Kev Rowland, Soft Machine - Live At The Baked Potato

The tale of the history of Soft Machine is complex, with spin-off bands aplenty, and a gap of 37 years between releases under the original name, yet in many ways that is somehow apt given the complexity and groundbreaking nature of their music. Three of this line-up were members of the band back in the Seventies, namely - John Etheridge (guitar), Roy Babbington (bass) and John Marshall (drums), while Theo Travis (sax, flute, electric piano) had been a member of Soft Machine Legacy since 2006. When Roy joined that band in 2009, the quartet formed such a bond that in 2015 they felt they could drop the “Legacy” element, and in 2018 released ‘Hidden Details’, the first new Soft Machine studio album since 1981’s ‘Land of Cockayne’.

Recorded live at The Baked Potato, February 1st, 2020, during the Soft Machine's 50th Anniversary World Tour 2019/2020, this was their first return to LA since opening for Jimi Hendrix at the Hollywood Bowl on September 14th, 1968, so it had been a while. Listening to the energy coming from the stage it is hard to realise just how old these guys are, with Theo Travis being the youngster as he is only in his late fifties, while Roy and John Marshall were only just in their seventies when this was recorded, and are both now in their eighties, while John Etheridge is also in his seventies. This album shows just how great music and great musicians are somehow timeless, and when Etheridge lets rip, he really shows the youngsters what can be done on a guitar when you have spent so many years mastering it. Travis provides the musical glue which allows the Etheridge the room to play, but it is the rhythm section which keeps it all so controlled and on point at all times.
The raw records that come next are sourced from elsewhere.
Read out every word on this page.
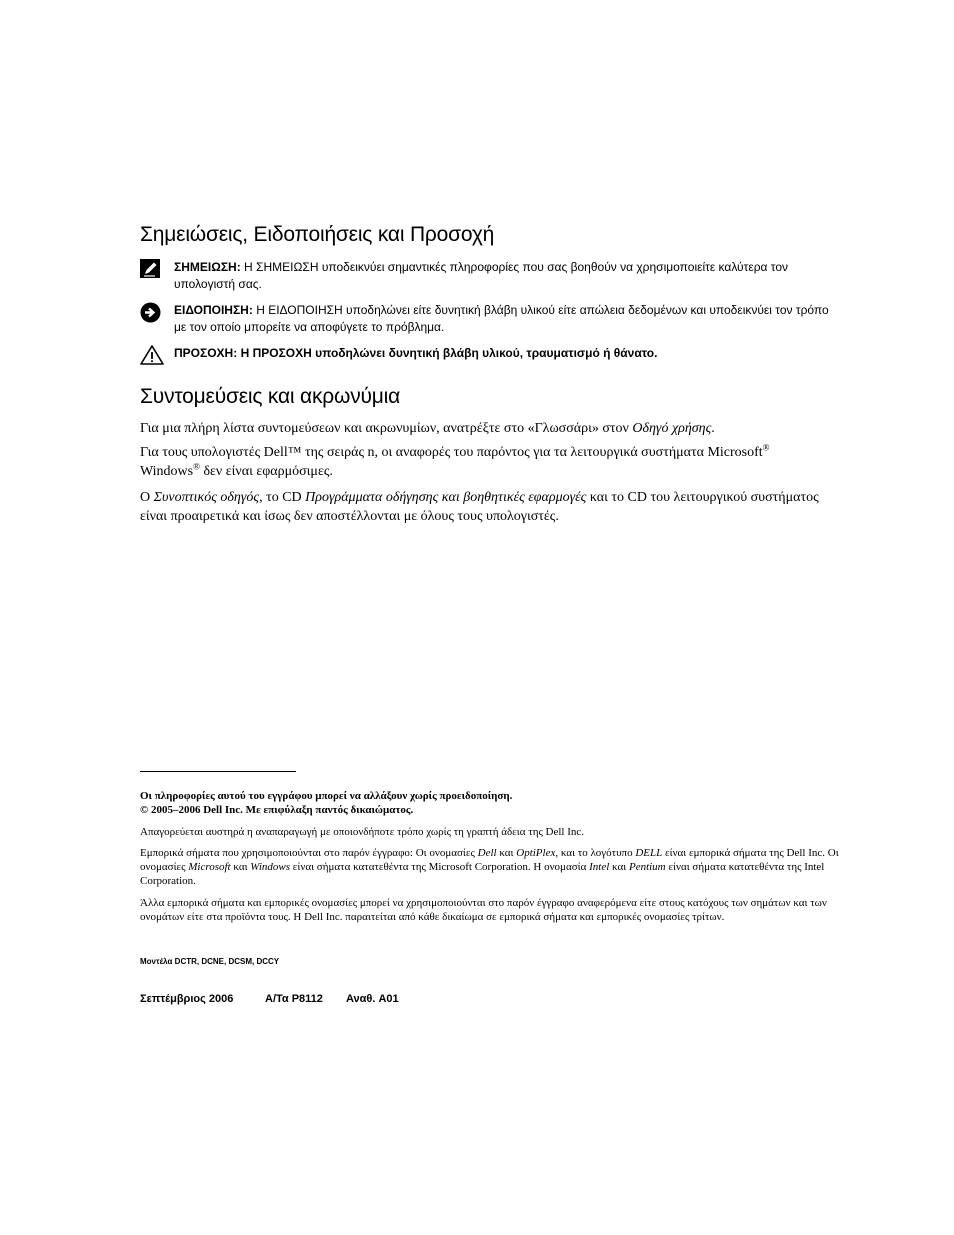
Σημειώσεις, Ειδοποιήσεις και Προσοχή
ΣΗΜΕΙΩΣΗ: Η ΣΗΜΕΙΩΣΗ υποδεικνύει σημαντικές πληροφορίες που σας βοηθούν να χρησιμοποιείτε καλύτερα τον υπολογιστή σας.
ΕΙΔΟΠΟΙΗΣΗ: Η ΕΙΔΟΠΟΙΗΣΗ υποδηλώνει είτε δυνητική βλάβη υλικού είτε απώλεια δεδομένων και υποδεικνύει τον τρόπο με τον οποίο μπορείτε να αποφύγετε το πρόβλημα.
ΠΡΟΣΟΧΗ: Η ΠΡΟΣΟΧΗ υποδηλώνει δυνητική βλάβη υλικού, τραυματισμό ή θάνατο.
Συντομεύσεις και ακρωνύμια

Για μια πλήρη λίστα συντομεύσεων και ακρωνυμίων, ανατρέξτε στο «Γλωσσάρι» στον Οδηγό χρήσης.

Για τους υπολογιστές Dell™ της σειράς n, οι αναφορές του παρόντος για τα λειτουργικά συστήματα Microsoft®
Windows® δεν είναι εφαρμόσιμες.

Ο Συνοπτικός οδηγός, το CD Προγράμματα οδήγησης και βοηθητικές εφαρμογές και το CD του λειτουργικού συστήματος είναι προαιρετικά και ίσως δεν αποστέλλονται με όλους τους υπολογιστές.

Οι πληροφορίες αυτού του εγγράφου μπορεί να αλλάξουν χωρίς προειδοποίηση.
© 2005–2006 Dell Inc. Με επιφύλαξη παντός δικαιώματος.

Απαγορεύεται αυστηρά η αναπαραγωγή με οποιονδήποτε τρόπο χωρίς τη γραπτή άδεια της Dell Inc.

Εμπορικά σήματα που χρησιμοποιούνται στο παρόν έγγραφο: Οι ονομασίες Dell και OptiPlex, και το λογότυπο DELL είναι εμπορικά σήματα της Dell Inc. Οι ονομασίες Microsoft και Windows είναι σήματα κατατεθέντα της Microsoft Corporation. Η ονομασία Intel και Pentium είναι σήματα κατατεθέντα της Intel Corporation.

Άλλα εμπορικά σήματα και εμπορικές ονομασίες μπορεί να χρησιμοποιούνται στο παρόν έγγραφο αναφερόμενα είτε στους κατόχους των σημάτων και των ονομάτων είτε στα προϊόντα τους. Η Dell Inc. παραιτείται από κάθε δικαίωμα σε εμπορικά σήματα και εμπορικές ονομασίες τρίτων.

Μοντέλα DCTR, DCNE, DCSM, DCCY
Σεπτέμβριος 2006	Α/Τα P8112 Αναθ. A01
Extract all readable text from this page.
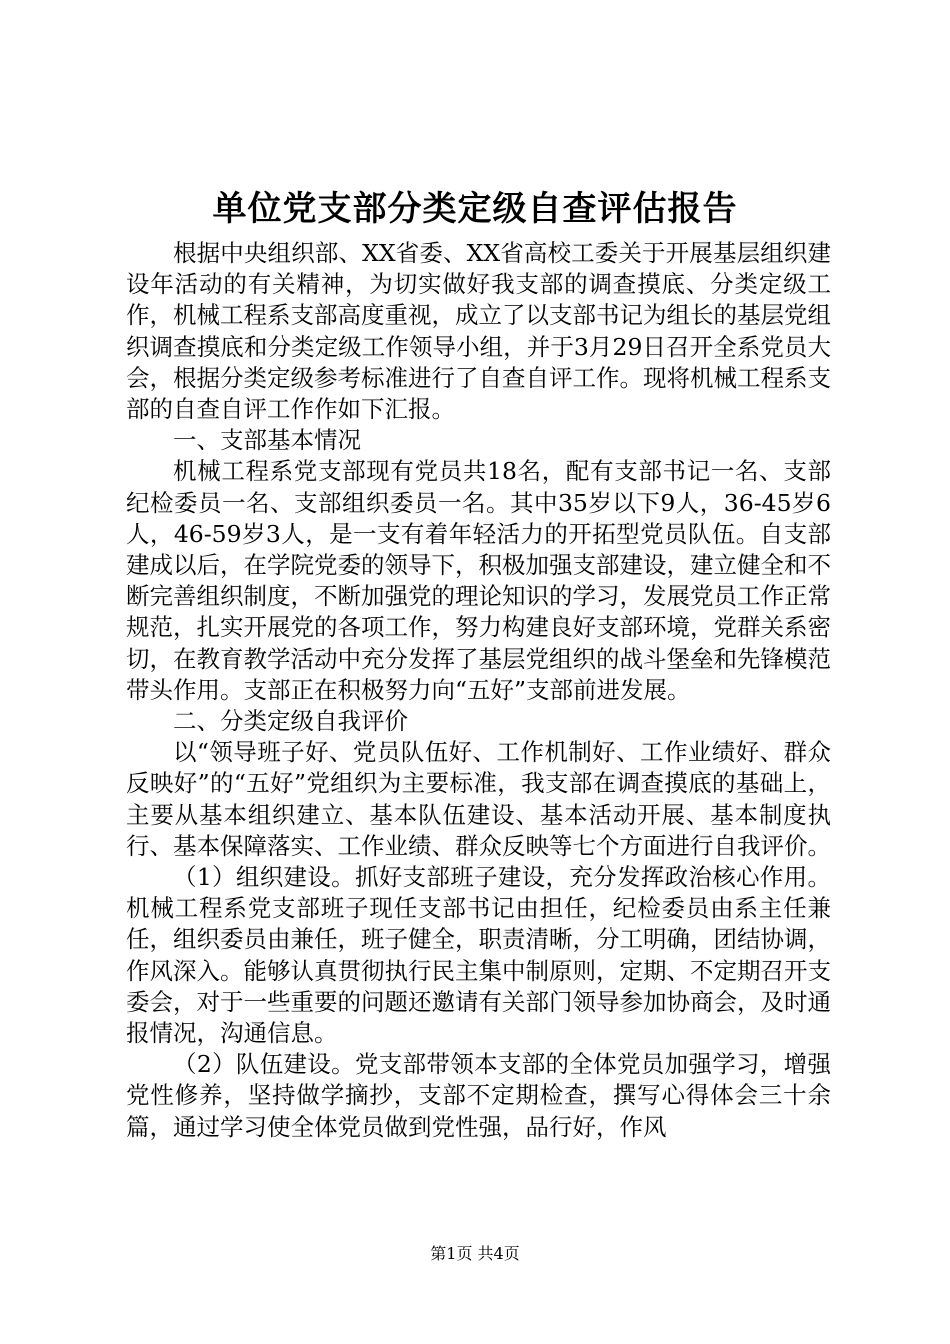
单位党支部分类定级自查评估报告

根据中央组织部、XX省委、XX省高校工委关于开展基层组织建设年活动的有关精神，为切实做好我支部的调查摸底、分类定级工作，机械工程系支部高度重视，成立了以支部书记为组长的基层党组织调查摸底和分类定级工作领导小组，并于3月29日召开全系党员大会，根据分类定级参考标准进行了自查自评工作。现将机械工程系支部的自查自评工作作如下汇报。

一、支部基本情况

机械工程系党支部现有党员共18名，配有支部书记一名、支部纪检委员一名、支部组织委员一名。其中35岁以下9人，36-45岁6人，46-59岁3人，是一支有着年轻活力的开拓型党员队伍。自支部建成以后，在学院党委的领导下，积极加强支部建设，建立健全和不断完善组织制度，不断加强党的理论知识的学习，发展党员工作正常规范，扎实开展党的各项工作，努力构建良好支部环境，党群关系密切，在教育教学活动中充分发挥了基层党组织的战斗堡垒和先锋模范带头作用。支部正在积极努力向“五好”支部前进发展。

二、分类定级自我评价

以“领导班子好、党员队伍好、工作机制好、工作业绩好、群众反映好”的“五好”党组织为主要标准，我支部在调查摸底的基础上，主要从基本组织建立、基本队伍建设、基本活动开展、基本制度执行、基本保障落实、工作业绩、群众反映等七个方面进行自我评价。

（1）组织建设。抓好支部班子建设，充分发挥政治核心作用。机械工程系党支部班子现任支部书记由担任，纪检委员由系主任兼任，组织委员由兼任，班子健全，职责清晰，分工明确，团结协调，作风深入。能够认真贯彻执行民主集中制原则，定期、不定期召开支委会，对于一些重要的问题还邀请有关部门领导参加协商会，及时通报情况，沟通信息。

（2）队伍建设。党支部带领本支部的全体党员加强学习，增强党性修养，坚持做学摘抄，支部不定期检查，撰写心得体会三十余篇，通过学习使全体党员做到党性强，品行好，作风

第1页 共4页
As well as tunes from the latest album, we of course also get plenty of classics from the Seventies, including “Out-Bloody-Rageous”, “Hazard Profile”, “Kings And Queens”, “The Tale Of Taliesin” and “The Man Who Waved At Trains”, but it does not matter if they are playing old or new, as there is a seamless and ageless quality. At times delicate, at others rumbunctious, this is the absolute highest quality, which one would expect from Soft Machine. Any serious proghead or jazz lover will have at least some Soft Machine albums in their collection: this should be added, as music as good as this needs the recognition it deserves.